Further, Equity Shares will be allocated on a proportionate basis to Eligible Employees applying under the Employee Reservation Portion, subject to valid Bids received from them at or above the Offer Price. All potential Bidders, other than Anchor Investors, are required to mandatorily utilise the Application Supported by Blocked Amount (“ASBA”) process by providing details of their respective bank account (including UPI ID (defined hereinafter) in case of UPI Bidders (defined hereinafter)) in which the corresponding Bid Amounts will be blocked by the SCSBs, or under the UPI Mechanism, as applicable to participate in the Offer. Anchor Investors are not permitted to participate in the Anchor Investor Portion through the ASBA process.

The Equity Shares of the Company are proposed to be listed on BSE Limited (“BSE“) and the National Stock Exchange of India Limited (“NSE”) (BSE and NSE together, the “Stock Exchanges”).

Kotak Mahindra Capital Company Limited, Morgan Stanley India Company Private Limited, Avendus Capital Private Limited, Citigroup Global Markets India Private Limited, Axis Capital Limited, and Intensive Fiscal Services Private Limited are the Book Running Lead Managers (“BRLMs”) to the issue.

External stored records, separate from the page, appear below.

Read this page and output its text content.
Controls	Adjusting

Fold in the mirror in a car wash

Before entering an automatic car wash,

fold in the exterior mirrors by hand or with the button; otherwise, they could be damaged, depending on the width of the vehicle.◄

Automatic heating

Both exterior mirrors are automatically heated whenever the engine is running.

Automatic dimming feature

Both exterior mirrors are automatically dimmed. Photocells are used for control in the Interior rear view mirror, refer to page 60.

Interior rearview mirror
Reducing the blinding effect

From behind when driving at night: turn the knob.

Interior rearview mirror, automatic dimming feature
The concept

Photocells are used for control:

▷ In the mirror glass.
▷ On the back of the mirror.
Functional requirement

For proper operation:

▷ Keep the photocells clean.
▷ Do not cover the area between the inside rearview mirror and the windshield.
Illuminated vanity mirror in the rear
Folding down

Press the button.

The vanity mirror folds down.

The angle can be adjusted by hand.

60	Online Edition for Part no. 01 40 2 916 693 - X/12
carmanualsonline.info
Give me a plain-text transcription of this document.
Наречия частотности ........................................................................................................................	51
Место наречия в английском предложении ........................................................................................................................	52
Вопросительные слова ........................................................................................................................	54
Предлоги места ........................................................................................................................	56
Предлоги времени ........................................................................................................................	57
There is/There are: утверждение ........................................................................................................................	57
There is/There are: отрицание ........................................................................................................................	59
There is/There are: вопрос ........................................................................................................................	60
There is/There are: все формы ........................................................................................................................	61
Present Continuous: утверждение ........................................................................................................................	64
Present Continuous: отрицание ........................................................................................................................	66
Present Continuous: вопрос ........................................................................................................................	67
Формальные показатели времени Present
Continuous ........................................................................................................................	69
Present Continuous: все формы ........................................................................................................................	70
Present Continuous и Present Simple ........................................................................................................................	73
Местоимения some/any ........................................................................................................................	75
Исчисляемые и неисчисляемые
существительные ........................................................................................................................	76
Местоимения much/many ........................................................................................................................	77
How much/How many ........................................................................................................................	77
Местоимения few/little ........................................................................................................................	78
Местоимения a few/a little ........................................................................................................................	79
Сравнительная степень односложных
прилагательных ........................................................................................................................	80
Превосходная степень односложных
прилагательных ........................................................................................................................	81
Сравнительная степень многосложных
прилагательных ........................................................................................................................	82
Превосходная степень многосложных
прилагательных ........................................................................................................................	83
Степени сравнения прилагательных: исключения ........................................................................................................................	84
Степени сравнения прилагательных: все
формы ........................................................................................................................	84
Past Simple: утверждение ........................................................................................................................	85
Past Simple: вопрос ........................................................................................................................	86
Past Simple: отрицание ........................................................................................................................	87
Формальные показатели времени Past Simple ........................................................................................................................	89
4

All capitalised terms not defined herein would have the same meaning as attributed to them in the RHP.

 

Disclaimer:

Lenskart Solutions Limited is proposing, subject to, receipt of requisite approvals, market conditions and other considerations, to make an initial public offering of its Equity Shares and has filed the RHP with the RoC on October 25, 2025. The RHP shall be available on the website of the Company at www.lenskart.com, SEBI at www.sebi.gov.in, as well as on the websites of the BRLMs, i.e. Kotak Mahindra Capital Company Limited, Morgan Stanley India Company Private Limited, Avendus Capital Private Limited, Citigroup Global Markets India Private Limited, Axis Capital Limited and Intensive Fiscal Services Private Limited at https://investmentbank.kotak.com,www.morganstanley.com/, www.avendus.com, https://www.citigroup.com/global/about-us/global-presence/india/disclaimer, www.axiscapital.co.in andwww.intensivefiscal.com, respectively and the websites of National Stock Exchange of India Limited and BSE Limited at www.nseindia.com and www.bseindia.com, respectively. Any potential investor should note that investment in equity shares involves a high degree of risk and for details relating to such risk, please see “Risk Factors” on page 64 of the RHP. Potential investors should not rely on the DRHP for making any investment decision and instead should place reliance on the RHP. Specific attention of the investors is invited to “Risk Factors” beginning on page 64 of the RHP.

 

This announcement has been prepared for publication in India only and is not for publication or distribution, directly or indirectly, in or into the United States. The equity shares described in this announcement have not been and will not be registered under the U.S. Securities Act of 1933, as amended {the “U.S. Securities Act”) or any other applicable law of the United States and, unless so registered, may not be offered or sold within the United States, except pursuant to an exemption from, or in a transaction not subject to, the registration requirements of the U.S. Securities Act and applicable U.S. state securities laws.

 

Accordingly, the Equity Shares are being offered and sold (i) within the United States only to persons reasonably believed to be “qualified institutional buyers” (as defined in Rule 144A of the U.S. Securities Act) pursuant to Section 4(a) of the U.S. Securities Act, and (ii) outside the United States in “offshore transactions”, as defined in and in reliance on, Regulation S of the U.S. Securities Act and the applicable laws of the jurisdictions where those offers and sales occur. There will be no public offering of securities in the United States.